Un accord UE-USA sur les données des passagers suscite des réserves


BRUXELLES - Un projet d'accord entre l'UE et les Etats-Unis sur la transmission aux autorités des données des passagers des compagnies aériennes dans le cadre de la lutte anti-terrorisme a été rendu public vendredi mais suscite de fortes réserves au Parlement européen.

Le texte, adopté par la Commission européenne et des représentants de l'administration américaine, doit être entériné côté européen par les Etats de l'Union européenne et obtenir l'aval du Parlement européen, ce qui s'annonce délicat.

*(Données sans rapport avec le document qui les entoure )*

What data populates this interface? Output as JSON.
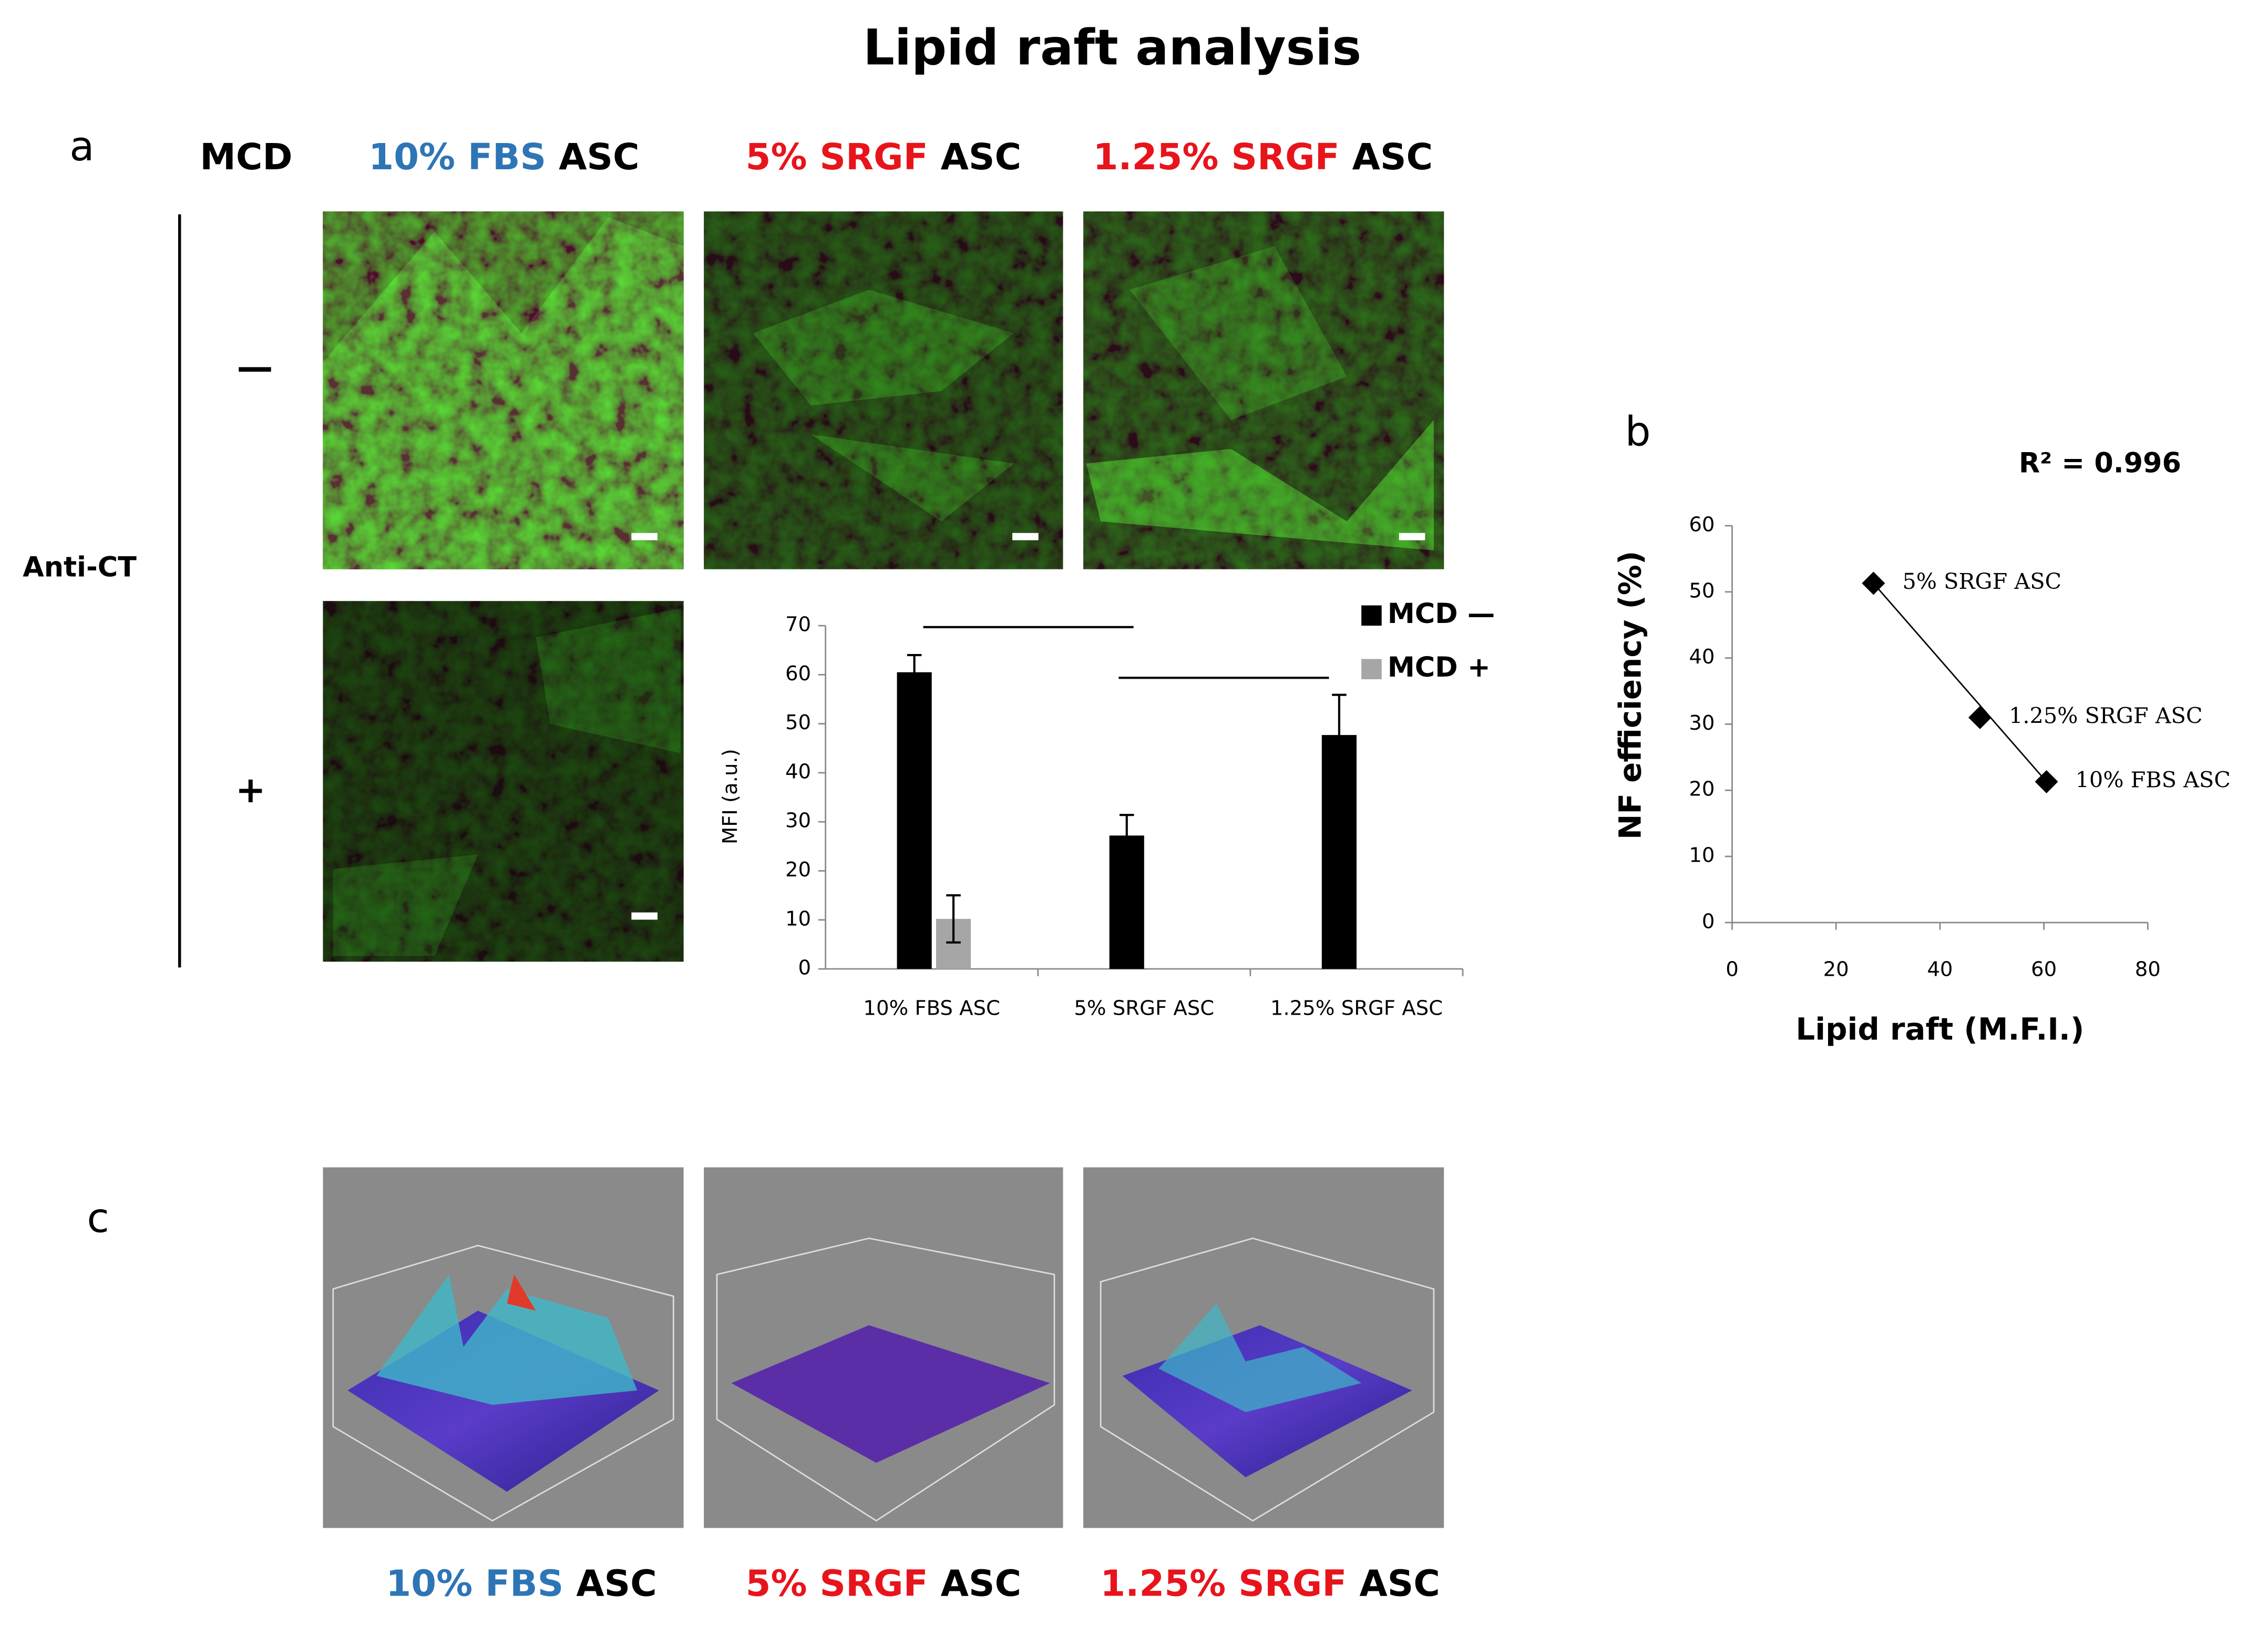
{
  "title": "Lipid raft analysis",
  "panel_a": {
    "label": "a",
    "mcd_header": "MCD",
    "stain": "Anti-CT",
    "row_labels": [
      "—",
      "+"
    ],
    "columns": [
      {
        "highlight": "10% FBS",
        "color": "#2e75b6",
        "rest": "ASC"
      },
      {
        "highlight": "5% SRGF",
        "color": "#e8141b",
        "rest": "ASC"
      },
      {
        "highlight": "1.25% SRGF",
        "color": "#e8141b",
        "rest": "ASC"
      }
    ]
  },
  "panel_b": {
    "label": "b"
  },
  "panel_c": {
    "label": "c",
    "captions": [
      {
        "highlight": "10% FBS",
        "color": "#2e75b6",
        "rest": "ASC"
      },
      {
        "highlight": "5% SRGF",
        "color": "#e8141b",
        "rest": "ASC"
      },
      {
        "highlight": "1.25% SRGF",
        "color": "#e8141b",
        "rest": "ASC"
      }
    ]
  },
  "chart_data": [
    {
      "type": "bar",
      "ylabel": "MFI (a.u.)",
      "categories": [
        "10% FBS ASC",
        "5% SRGF ASC",
        "1.25% SRGF ASC"
      ],
      "series": [
        {
          "name": "MCD —",
          "color": "#000000",
          "values": [
            60.5,
            27.2,
            47.7
          ],
          "errors": [
            3.5,
            4.2,
            8.2
          ]
        },
        {
          "name": "MCD +",
          "color": "#a6a6a6",
          "values": [
            10.2,
            null,
            null
          ],
          "errors": [
            4.8,
            null,
            null
          ]
        }
      ],
      "ylim": [
        0,
        70
      ],
      "yticks": [
        0,
        10,
        20,
        30,
        40,
        50,
        60,
        70
      ],
      "grid": false
    },
    {
      "type": "scatter",
      "xlabel": "Lipid raft (M.F.I.)",
      "ylabel": "NF efficiency (%)",
      "annotation": "R² = 0.996",
      "series": [
        {
          "color": "#000000",
          "x": [
            27.2,
            47.7,
            60.5
          ],
          "y": [
            51.3,
            31,
            21.3
          ],
          "labels": [
            "5% SRGF ASC",
            "1.25% SRGF ASC",
            "10% FBS ASC"
          ]
        }
      ],
      "xlim": [
        0,
        80
      ],
      "xticks": [
        0,
        20,
        40,
        60,
        80
      ],
      "ylim": [
        0,
        60
      ],
      "yticks": [
        0,
        10,
        20,
        30,
        40,
        50,
        60
      ],
      "grid": false
    }
  ]
}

Les élus européens ont en effet bloqué le précédent accord signé en 2007 et réclamé des modifications importantes pour assurer la protection de la confidentialité des données fournies à Washington et restreindre leur utilisation à la lutte contre le terrorisme.

L'ambassadeur des Etats-Unis auprès de l'Union européenne, William Kennard, a tenté de rassurer les élus en soulignant dans un communiqué que l'accès aux données personnelles fournies serait très limité.

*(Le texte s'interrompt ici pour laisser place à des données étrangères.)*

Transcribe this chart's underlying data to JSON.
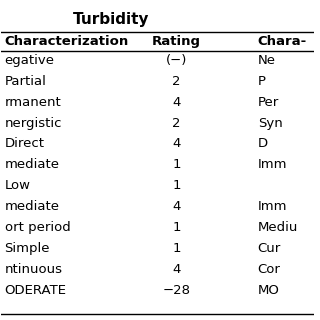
{
  "title": "Turbidity",
  "col_headers": [
    "haracterization",
    "Rating",
    "Chara-"
  ],
  "rows": [
    [
      "egative",
      "(−)",
      "Ne"
    ],
    [
      "Partial",
      "2",
      "P"
    ],
    [
      "rmanent",
      "4",
      "Per"
    ],
    [
      "nergistic",
      "2",
      "Syn"
    ],
    [
      "Direct",
      "4",
      "D"
    ],
    [
      "mediate",
      "1",
      "Imm"
    ],
    [
      "Low",
      "1",
      ""
    ],
    [
      "mediate",
      "4",
      "Imm"
    ],
    [
      "ort period",
      "1",
      "Mediu"
    ],
    [
      "Simple",
      "1",
      "Cur"
    ],
    [
      "ntinuous",
      "4",
      "Cor"
    ],
    [
      "ODERATE",
      "−28",
      "MO"
    ]
  ],
  "bg_color": "#ffffff",
  "text_color": "#000000",
  "font_size": 9.5,
  "title_font_size": 11
}
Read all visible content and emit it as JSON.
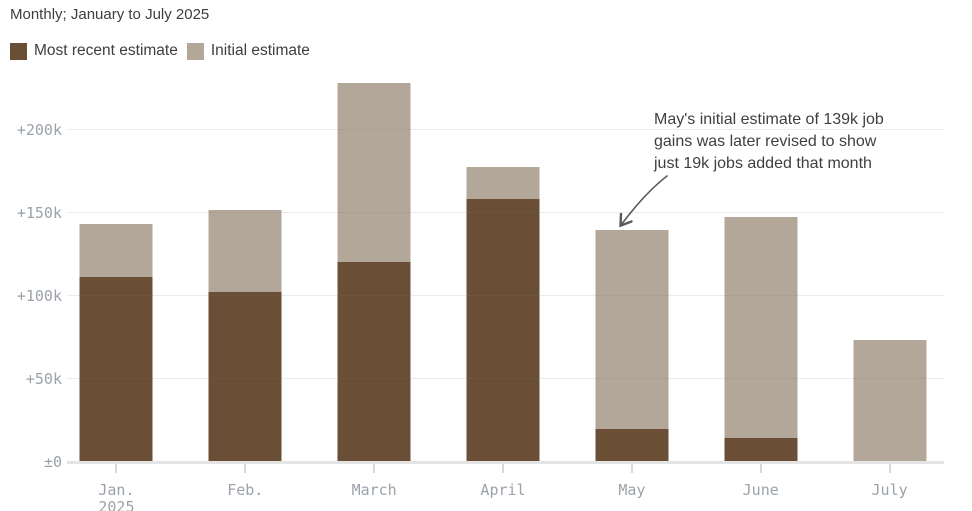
{
  "header": {
    "title": "Monthly; January to July 2025"
  },
  "legend": {
    "items": [
      {
        "label": "Most recent estimate",
        "color": "#6a4e36"
      },
      {
        "label": "Initial estimate",
        "color": "#b3a79a"
      }
    ]
  },
  "annotation": {
    "lines": [
      "May's initial estimate of 139k job",
      "gains was later revised to show",
      "just 19k jobs added that month"
    ]
  },
  "chart_data": {
    "type": "bar",
    "subtype": "overlaid-columns",
    "title": "Monthly; January to July 2025",
    "categories": [
      "Jan. 2025",
      "Feb.",
      "March",
      "April",
      "May",
      "June",
      "July"
    ],
    "category_label_lines": [
      [
        "Jan.",
        "2025"
      ],
      [
        "Feb."
      ],
      [
        "March"
      ],
      [
        "April"
      ],
      [
        "May"
      ],
      [
        "June"
      ],
      [
        "July"
      ]
    ],
    "value_unit": "thousands of jobs (k)",
    "series": [
      {
        "name": "Most recent estimate",
        "color": "#6a4e36",
        "values": [
          111,
          102,
          120,
          158,
          19,
          14,
          null
        ]
      },
      {
        "name": "Initial estimate",
        "color": "#b3a79a",
        "values": [
          143,
          151,
          228,
          177,
          139,
          147,
          73
        ]
      }
    ],
    "y_axis": {
      "ticks": [
        {
          "value": 0,
          "label": "±0"
        },
        {
          "value": 50,
          "label": "+50k"
        },
        {
          "value": 100,
          "label": "+100k"
        },
        {
          "value": 150,
          "label": "+150k"
        },
        {
          "value": 200,
          "label": "+200k"
        }
      ],
      "ylim": [
        0,
        233
      ],
      "grid": true
    },
    "legend_position": "top-left",
    "annotation": "May's initial estimate of 139k job gains was later revised to show just 19k jobs added that month"
  }
}
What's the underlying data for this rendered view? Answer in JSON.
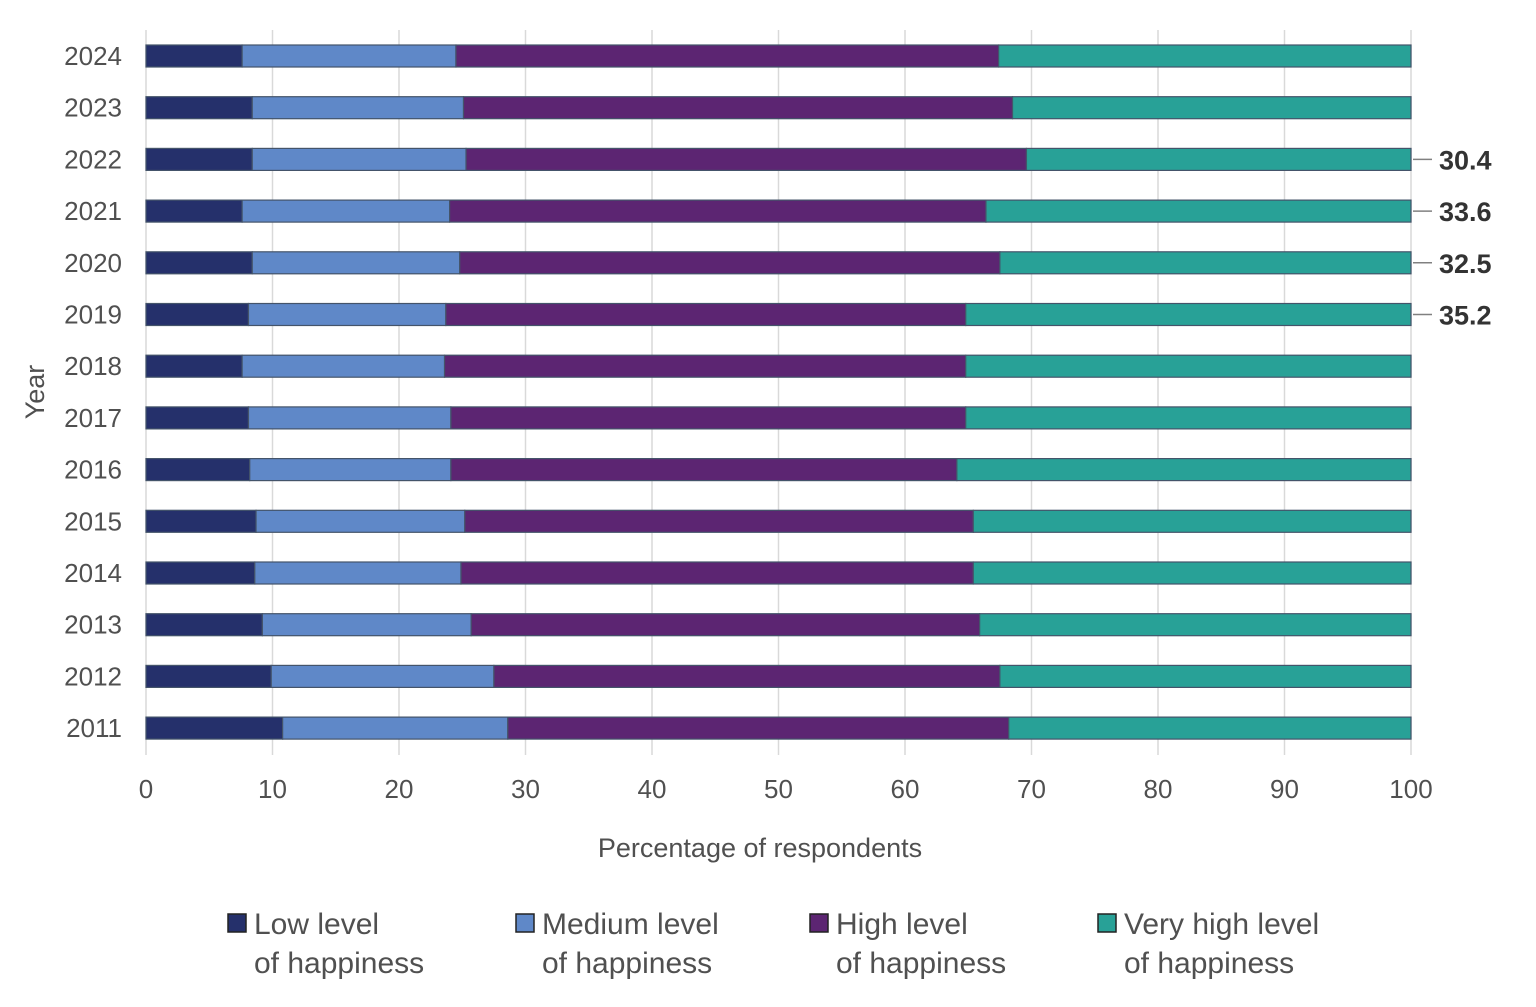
{
  "chart_data": {
    "type": "bar",
    "orientation": "horizontal",
    "stacked": true,
    "title": "",
    "xlabel": "Percentage of respondents",
    "ylabel": "Year",
    "xlim": [
      0,
      100
    ],
    "xticks": [
      "0",
      "10",
      "20",
      "30",
      "40",
      "50",
      "60",
      "70",
      "80",
      "90",
      "100"
    ],
    "grid": "vertical",
    "legend_position": "bottom",
    "categories": [
      "2024",
      "2023",
      "2022",
      "2021",
      "2020",
      "2019",
      "2018",
      "2017",
      "2016",
      "2015",
      "2014",
      "2013",
      "2012",
      "2011"
    ],
    "series": [
      {
        "name": "Low level of happiness",
        "legend_lines": [
          "Low level",
          "of happiness"
        ],
        "color": "#25306b",
        "values": [
          7.6,
          8.4,
          8.4,
          7.6,
          8.4,
          8.1,
          7.6,
          8.1,
          8.2,
          8.7,
          8.6,
          9.2,
          9.9,
          10.8
        ]
      },
      {
        "name": "Medium level of happiness",
        "legend_lines": [
          "Medium level",
          "of happiness"
        ],
        "color": "#5f88c8",
        "values": [
          16.9,
          16.7,
          16.9,
          16.4,
          16.4,
          15.6,
          16.0,
          16.0,
          15.9,
          16.5,
          16.3,
          16.5,
          17.6,
          17.8
        ]
      },
      {
        "name": "High level of happiness",
        "legend_lines": [
          "High level",
          "of happiness"
        ],
        "color": "#5c2572",
        "values": [
          42.9,
          43.4,
          44.3,
          42.4,
          42.7,
          41.1,
          41.2,
          40.7,
          40.0,
          40.2,
          40.5,
          40.2,
          40.0,
          39.6
        ]
      },
      {
        "name": "Very high level of happiness",
        "legend_lines": [
          "Very high level",
          "of happiness"
        ],
        "color": "#28a197",
        "values": [
          32.6,
          31.5,
          30.4,
          33.6,
          32.5,
          35.2,
          35.2,
          35.2,
          35.9,
          34.6,
          34.6,
          34.1,
          32.5,
          31.8
        ]
      }
    ],
    "annotations": [
      {
        "category": "2022",
        "label": "30.4"
      },
      {
        "category": "2021",
        "label": "33.6"
      },
      {
        "category": "2020",
        "label": "32.5"
      },
      {
        "category": "2019",
        "label": "35.2"
      }
    ]
  }
}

Mais le député vert allemand Jan Philipp Albrecht a réclamé le rejet de ce projet d'accord.

Il a dénoncé comme injustifiable et disproportionnée la possibilité donnée aux autorités américaines de conserver les données personnelles des citoyens européens pendant 15 ans.

L'élue libérale néerlandaise Sophie in't Veld a également jugé que cet accord ne répondait pas aux demandes du Parlement. Elle avait été l'une des plus farouches opposantes au projet de 2007 et ses avis font autorité au Parlement.

Les Américains ont ajouté des objectifs avec des définitions très vagues qui vont au-delà de la lutte contre le terrorisme et le crime organisé transfrontalier, a-t-elle déploré, dans un entretien avec l'AFP.

La durée de la rétention reste de 15 ans, comme en 2007, or il n'y a pas de justification, a-t-elle ajouté.

A titre d'exemple, l'accord sur les données des passagers - dit PNR (pour Passenger Name Record) - conclu avec l'Australie prévoit une durée de rétention de cinq ans, a-t-elle expliqué.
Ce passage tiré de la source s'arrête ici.